It would follow that methods for achieving this are not relegated to a government system alone and maybe not even first. [That's not to say government doesn't have its part in it.] But the Church can and should be intentional with her own methodology and programs to bring about such confrontation. 

I would also hold that no governmental system that fails in its part is beyond confrontation where oppression of any kind is found. [I've always regretted that I was not more personally involved in the civil rights movement of the fifties and sixties.]  

The results make for a gospel that is not quite as compartmentalized as some conservatives tend to make it nor perhaps as politically active as some liberals are prone to make it. The past is replete with many who were wonderfully balanced in this kind of Christian life and ministry. 

Charles Finney, whose personal theology I don't totally agree with but who's life is admirable in my judgment, is known for personal revivalism and it led him to an anti-slavery stance that infuriated many. George Mueller of England and his care for orphans is well known to all of us. 

Clarence Jordan, who graduated from Southern Baptist Theological Seminary in Louisville Kentucky and helped found Habitat for Humanity as well as being the author the Cotton Patch translation of the New Testament using his knowledge gained from his Greek degree earned from Southern, are some who could be cited with a ton of others who could be listed as well. The best known of the present day may well be Rick Warren of Saddleback fame.

My point is simply that there will always be a tension that is to be maintained between the individual need of redemption which is our Cross message and the resulting ministry to those who are poor, outcasts, in prison, or just in need of basics such as a cup of water and food. 

That tension is not an easy thing and there is no magic formula for achieving it. But it cannot be relegated to the government entirely or to the back burner of our minds either because it is not an either/or situation for a true believer who fully grasps the message of Christ. 

We may differ on methodology in confronting social issues but that it can/should be done is a given to me. Creating a kind of dichotomy between the two would cause us as believers to miss so much of the revelatory materials that are our guide for living the Christian life. 

But the heart of our message of redemption found in the person and Cross work of Christ must never be lost. What follows in social impact is the evidence that that message is fully understood IMHO.
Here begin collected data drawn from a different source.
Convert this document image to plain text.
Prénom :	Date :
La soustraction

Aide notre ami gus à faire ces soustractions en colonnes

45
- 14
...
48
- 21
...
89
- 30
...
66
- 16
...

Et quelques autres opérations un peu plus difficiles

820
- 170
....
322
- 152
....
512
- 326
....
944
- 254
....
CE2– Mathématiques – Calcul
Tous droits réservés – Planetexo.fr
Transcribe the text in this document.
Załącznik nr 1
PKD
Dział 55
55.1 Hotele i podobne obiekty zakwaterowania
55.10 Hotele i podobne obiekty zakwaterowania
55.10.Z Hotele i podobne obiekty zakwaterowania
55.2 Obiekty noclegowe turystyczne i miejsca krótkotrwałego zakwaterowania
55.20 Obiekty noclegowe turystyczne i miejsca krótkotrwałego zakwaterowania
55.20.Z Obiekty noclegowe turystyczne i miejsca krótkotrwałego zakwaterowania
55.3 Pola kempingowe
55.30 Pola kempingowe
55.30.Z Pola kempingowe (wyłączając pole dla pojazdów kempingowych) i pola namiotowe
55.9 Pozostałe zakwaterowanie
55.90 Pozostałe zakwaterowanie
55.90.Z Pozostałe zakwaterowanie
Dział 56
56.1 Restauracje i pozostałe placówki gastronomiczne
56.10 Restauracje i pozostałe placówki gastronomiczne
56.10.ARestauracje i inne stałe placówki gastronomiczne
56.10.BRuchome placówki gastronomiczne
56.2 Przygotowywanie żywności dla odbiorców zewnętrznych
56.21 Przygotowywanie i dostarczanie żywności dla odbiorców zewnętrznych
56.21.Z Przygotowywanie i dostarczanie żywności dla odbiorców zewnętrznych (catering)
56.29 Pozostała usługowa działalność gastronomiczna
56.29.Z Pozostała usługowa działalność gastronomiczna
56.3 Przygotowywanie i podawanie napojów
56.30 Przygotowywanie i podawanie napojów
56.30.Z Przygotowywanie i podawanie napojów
Now my opening words are best read again. I'm not an expert on anything. But I do wind up, generally speaking, with an opinion on most things. I'm sure the charge of oversimplification can and will be made concerning my view of this. I may be guilty as charged. It could be I'm simply an idealist or even a dreamer. If so, I think I'll just keep dreaming.

Paul B.

Monday, March 19, 2012


I'm not an expert on anything. But I do wind up having some kind of an opinion on most things. The social gospel issue is no exception. I'm not an expert but I do have an opinion.

I also have an aversion to things that are said to be an either/or in nature. By that I mean this idea of everything being black or white, right or wrong, my way or the highway, I know/you don't, kind of thinking that is so pervasive in our day seems to polarize people and generally winds up missing some of the truth about any topic under discussion. 

That's not to say that there are no issues that are indeed black or white to me. Take for example the "There is no other name" issue of salvation and grace. That's a no-brainer as far as I'm concerned. But it is to say that we may THINK some issues are more black or white than they may, in fact, be.

The social gospel issue may be in that category for me.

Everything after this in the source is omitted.